Because it is not me.
I’m very much like my mother’s old friend Patsy, stylistically. My mother would come over and ask me why I had done certain things or chosen certain things and then she would say, “I never would have chosen that hideous color.” You see, things like that are negative introjects to a person. It causes them to doubt everything?
You can think of negative introjects as if the heart of a person is like a tiny pincushion inside. Each one of those negative statements is like a pin going in.
One of the happiest summers I ever had was in Patsy’s house, here. I adored her. In the next post I’ll show you that style, because, I am going to arrange my life in that style from now on. I have got to get away from this darkness, and I am going to.
Most of my family’s antiques are dark like these photographs. Very dark ebony or mahogany?
I like light things. Yesterday I went out for lunch and stopped in this little shop I love and bought myself a birthday present. It’s this! Only, it has been washed in a creamish paint? It isn’t an antique, but I loved it because it really represents who I am on many levels…
I also went out for lunch, and walked around the little town I like to the south of here that has little shops I love and things I like to look at.
So — I’m laughing because I have this mascot in my car, now.
I thought of doing something amusing like posing it all over the place and just making photographs of her — it was sort of done already in that film Amelie, but…
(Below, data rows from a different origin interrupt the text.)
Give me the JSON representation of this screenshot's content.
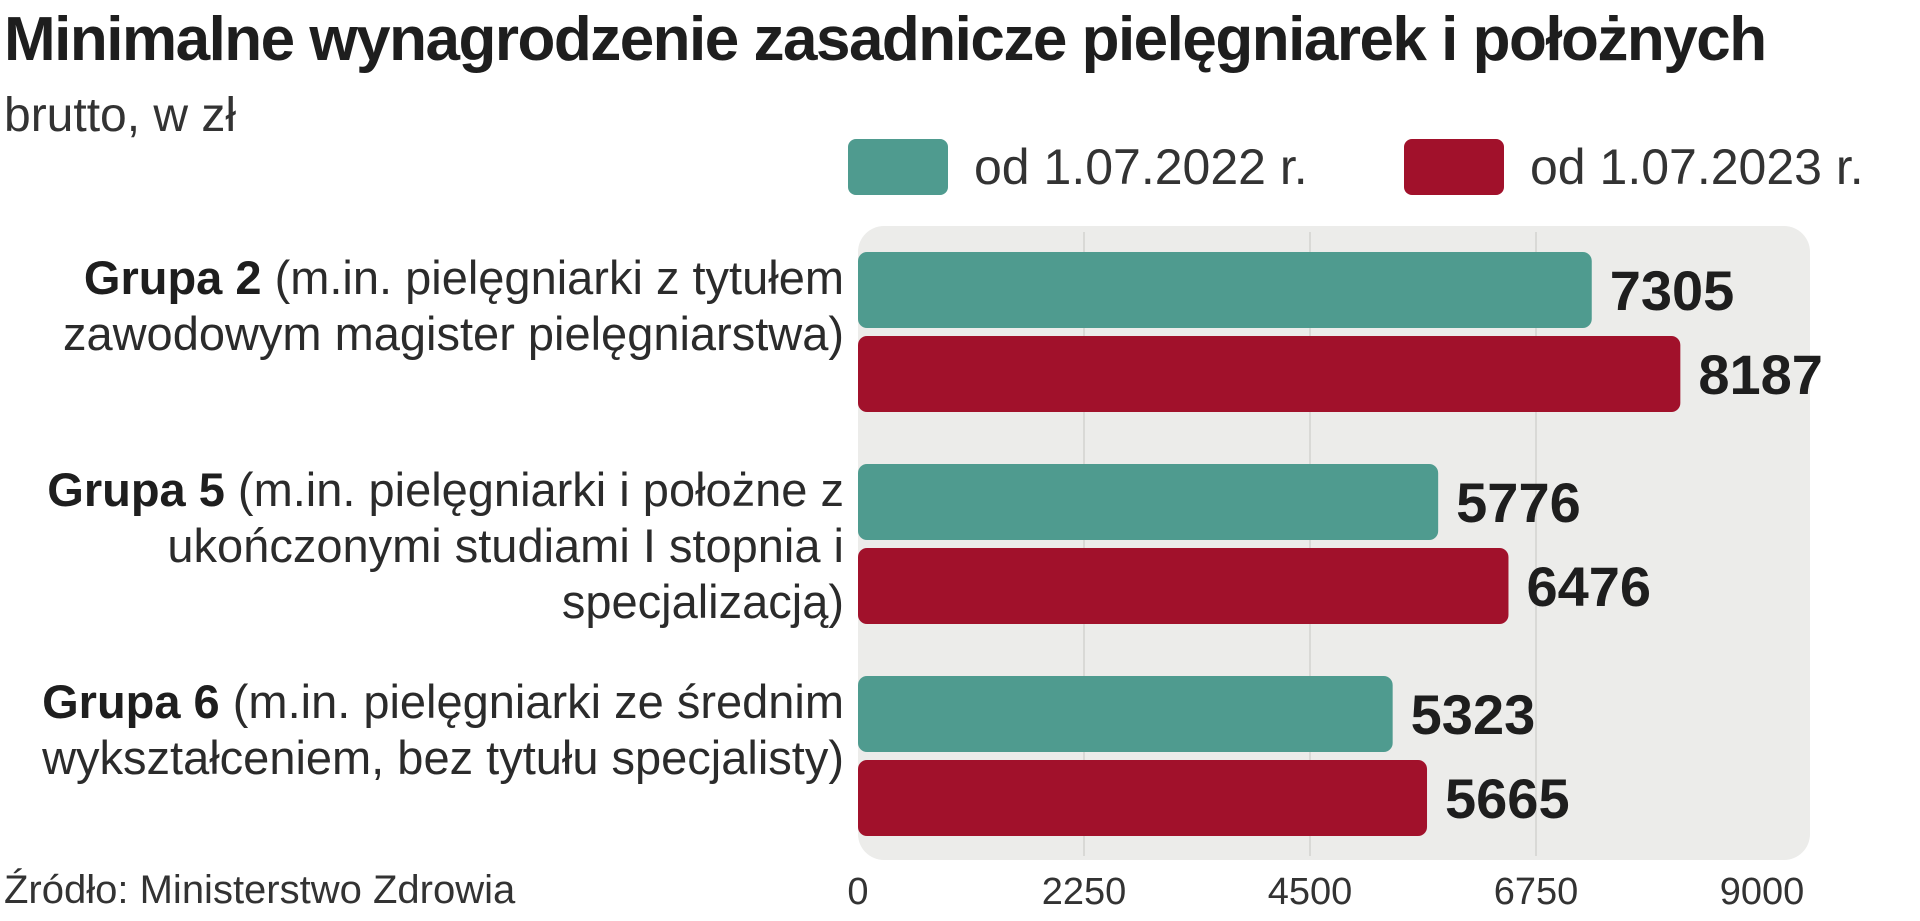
{
  "chart_data": {
    "type": "bar",
    "orientation": "horizontal",
    "title": "Minimalne wynagrodzenie zasadnicze pielęgniarek i położnych",
    "subtitle": "brutto, w zł",
    "categories": [
      {
        "bold": "Grupa 2",
        "rest": " (m.in. pielęgniarki z tytułem zawodowym magister pielęgniarstwa)"
      },
      {
        "bold": "Grupa 5",
        "rest": " (m.in. pielęgniarki i położne z ukończonymi studiami I stopnia i specjalizacją)"
      },
      {
        "bold": "Grupa 6",
        "rest": " (m.in. pielęgniarki ze średnim wykształceniem, bez tytułu specjalisty)"
      }
    ],
    "series": [
      {
        "name": "od 1.07.2022 r.",
        "color": "#4f9b8f",
        "values": [
          7305,
          5776,
          5323
        ]
      },
      {
        "name": "od 1.07.2023 r.",
        "color": "#a1112b",
        "values": [
          8187,
          6476,
          5665
        ]
      }
    ],
    "xlim": [
      0,
      9000
    ],
    "xticks": [
      "0",
      "2250",
      "4500",
      "6750",
      "9000"
    ],
    "grid": true,
    "legend_position": "top-right",
    "source": "Źródło: Ministerstwo Zdrowia"
  }
}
The whole idea of that is very amusing to me because of my friend Joseph and his very whimsical paintings and it would give me something to do.
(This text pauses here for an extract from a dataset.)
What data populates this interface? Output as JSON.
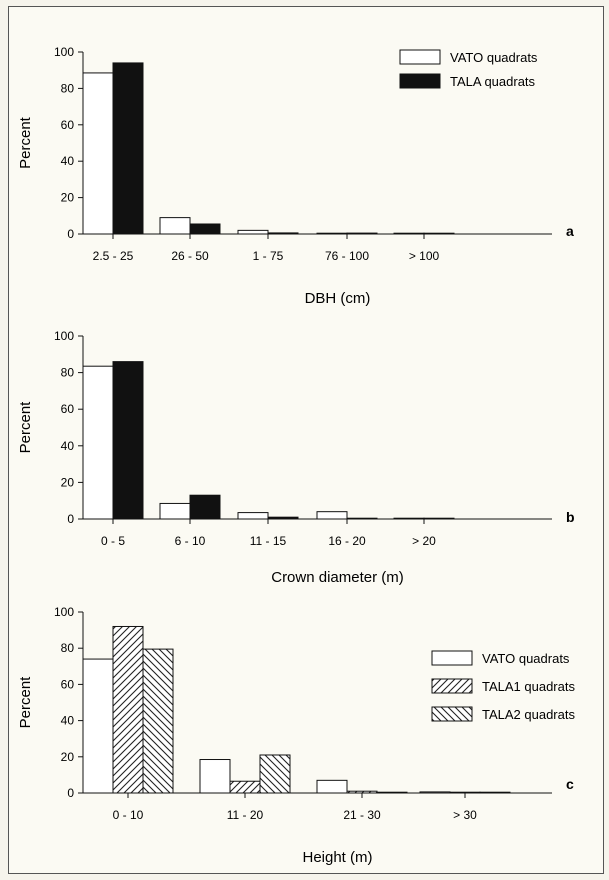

Also, looking at those paintings reminds me of how much I love to work in watercolor, too. I use it in abstract paintings — kind of colorfield paintings and I just want to make some. In fact, I want a place to do all these things?
Because here, I cannot.
In all of the rooms in this house there is not even one corner for me. This computer is that corner. My window out, I expect.
When that book sells, I shall have the best parties in the world and everyone can come and stay.
J’s friends love classical music, and it was through one of them I was introduced to this:
Astor. Oh! Well, it goes with the darkness in these photographs for me.
Astor, like that…
Listening to this is like all of the last decade.
I’m going to get out of that decade now.
I shall show you who I really am, in pictures…
(and maybe because of J’s soul in those paintings, I am inspired to do one as well, damn.)
In the meantime I shall photograph my little mascot with this little camera I have. I never exactly figured out how to really work the thing — too complicated. It runs on batteries and it holds like 9 shots at a time, which is dumb. I used to have a Leica and a proper darkroom — but those have gone the way of all things…
The first thing I’m going to buy is a decent movie camera.
Because, as I am looking at things these days I see footage unfolding that I want to catch.